As a designer I use a colour matching system called Pantone. Pantone gives us the specific percentage of each colour ink to use to reproduce that colour. Not everyone uses Pantone, or has a Pantone guide, but my advice is do not expect RGB to print the same way it shows up on your screen. When you are preparing your images for print, make sure you use CMYK.
Don’t Take Images from Google
It’s not ok. If you are putting an image out into the public domain, you could find yourself in serious trouble. Images on the internet are usually under copyright, which means someone else owns them and you can not use it without a permission or payment. And that goes for preparing slide decks too. Do Not rob anything from Google because you are probably stealing, you will be hurting the creator of the original image, and anyway, you don’t know what the resolution of the image is.
You are in a much better place to buy royalty free images. Royalty free images are taking a fee from you to give you a licence to use that image.

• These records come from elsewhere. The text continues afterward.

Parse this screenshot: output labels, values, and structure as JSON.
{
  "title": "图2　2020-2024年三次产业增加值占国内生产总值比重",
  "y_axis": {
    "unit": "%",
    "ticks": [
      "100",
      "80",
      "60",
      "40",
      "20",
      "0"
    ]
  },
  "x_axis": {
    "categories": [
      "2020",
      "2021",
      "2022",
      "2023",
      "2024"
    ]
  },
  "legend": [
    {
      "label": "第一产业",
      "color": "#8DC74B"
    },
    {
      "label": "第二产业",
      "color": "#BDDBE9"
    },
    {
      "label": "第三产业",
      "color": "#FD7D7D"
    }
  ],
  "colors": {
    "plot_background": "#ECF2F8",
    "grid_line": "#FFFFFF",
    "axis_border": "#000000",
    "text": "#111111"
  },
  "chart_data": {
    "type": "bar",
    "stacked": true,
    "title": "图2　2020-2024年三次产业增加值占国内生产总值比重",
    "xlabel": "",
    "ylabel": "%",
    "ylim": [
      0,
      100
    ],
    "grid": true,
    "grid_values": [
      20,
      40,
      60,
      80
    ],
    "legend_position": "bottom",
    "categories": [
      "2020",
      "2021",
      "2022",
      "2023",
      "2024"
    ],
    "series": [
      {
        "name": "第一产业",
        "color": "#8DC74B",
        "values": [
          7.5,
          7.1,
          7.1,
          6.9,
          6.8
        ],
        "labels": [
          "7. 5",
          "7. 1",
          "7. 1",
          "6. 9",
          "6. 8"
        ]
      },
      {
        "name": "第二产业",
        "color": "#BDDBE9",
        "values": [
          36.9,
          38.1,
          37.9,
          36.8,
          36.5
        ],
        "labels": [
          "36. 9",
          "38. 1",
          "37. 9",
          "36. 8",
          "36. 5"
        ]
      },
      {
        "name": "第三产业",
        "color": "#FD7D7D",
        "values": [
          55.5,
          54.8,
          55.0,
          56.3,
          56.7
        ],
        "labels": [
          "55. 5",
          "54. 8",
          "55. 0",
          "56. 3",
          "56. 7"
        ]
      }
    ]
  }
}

And remember, don’t use an image without reading the terms and conditions of use before you buy an image.
There is also a licence called a creative commons licence under which you can get images to use, and there are sites out there that offer free images. Again, don’t use an image without reading the terms and conditions of use first.
A Quick Recap on What Not To Do…
Don’t distort your images, only resize using a constraint command to keep your images intact. Its very hard to pull back from a distorted image
Don’t blow up an image to be too big for the number of pixels you have in the image. And equally don’t size images down to be too many pixels for the size you want because that too can come out blurry.
Don’t give RGB artwork to a printer who will print in CMYK. Your fiery pink will be more of a red.
Definitely do not steal images from Google. Buy royalty free images or use the free image sites.
Don’t steal images from the Internet, you are most likely to be breaking the law, and worse still, hurting the creator of the original image.